Maybe your nap on the beach was cut short by some kids taking Spikeball way too seriously, or perhaps nobody in your house is volunteering to be the DD. Regardless, you don’t feel like going out for dinner tonight. Instead, bring in some pizzas from Panzone’s, which has locations in Beach Haven and Surf City. Order a meatball parm or chicken cheesesteak, then finish it on the beach tomorrow and you’ll have no trouble falling asleep.
There are about as many ice cream shops on LBI as there are cop cars hiding out on Long Beach Boulevard. For the most part, you should just go to whichever one is most convenient, like Poppy’s after walking around the lighthouse in Barnegat Light or Shore Good Donuts on your way off the island. But one place that’s worth traveling for is Skipper Dipper in Beach Haven. It’s been around since the ’70s, serving tons of hard and soft serve flavors, sundaes, and milkshakes, including a cold brew float with coffee from La Colombe. A cone with two scoops of cookies and cream ice cream topped with chocolate and vanilla swirl soft serve definitely isn’t the only move, but it is the right one.
You want to get breakfast somewhere, but don’t feel like waiting an hour to go to one of the diners and then getting knocked out by some cream cheese-stuffed french toast and chipped beef covered in gravy. Go to The Local, a casual market right by the foot of the bridge in Ship Bottom, where you can sit outside and read the paper while drinking coffee and eating a pork roll, egg, and cheese. They also serve really good sandwiches until 5pm Mondays-Saturdays and until 4pm on Sundays, so pick up a roast beef with horseradish cheddar on your way to the beach or as a snack for the road on your way off the island.

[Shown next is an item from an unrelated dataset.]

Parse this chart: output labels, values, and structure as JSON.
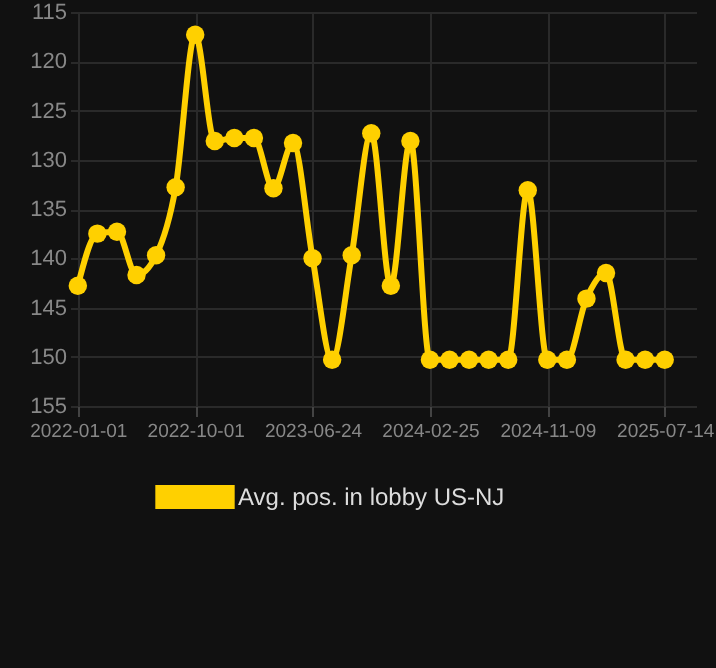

Dockside seems like a pretty typical diner. It’s a casual space with counter seats and a few booths, and it has a big menu with about 20 types of omelets, as well as sandwiches ranging from grilled cheese to one with Cajun mahi mahi. But the simple-sounding food is all excellent, and it’s right on the water, so if you’re lucky, you’ll be able to watch paddleboarders fall into the bay as you eat your banana and walnut pancakes.
photo credit: David A. Lee
When you want great seafood near the water on LBI, you could eat fried flounder out of to-go containers at Viking Fresh Off The Hook, or you could eat flounder francaise on a white tablecloth at Stefano’s. But for something in between, go to Ship Bottom Shellfish. It’s a casual spot with a big menu that ranges from buffalo calamari to shrimp stuffed with crab imperial, but we like to keep it simple and dip bread into a big bowl of clams with wine and garlic butter. You usually have to wait for a table, but it’s BYOB, so bring a bottle (or a cooler) and hang out on the outdoor patio until your name is called.
Order any of the seven burgers at Wally’s, and your plate will arrive with fries, pickle chips, a burger, and another burger. Whether you get the one topped with pepper jack and jalapeños or the one with BBQ sauce and cheddar, you’ll get two burgers that are cooked in a cast-iron skillet for around $15. On the off chance that you need more reason to go to this diner in Surf City, they also serve great stuff at breakfast, like big pancakes filled with peanut butter and chocolate chips, and topped with chocolate, peanut sauce, and powdered sugar.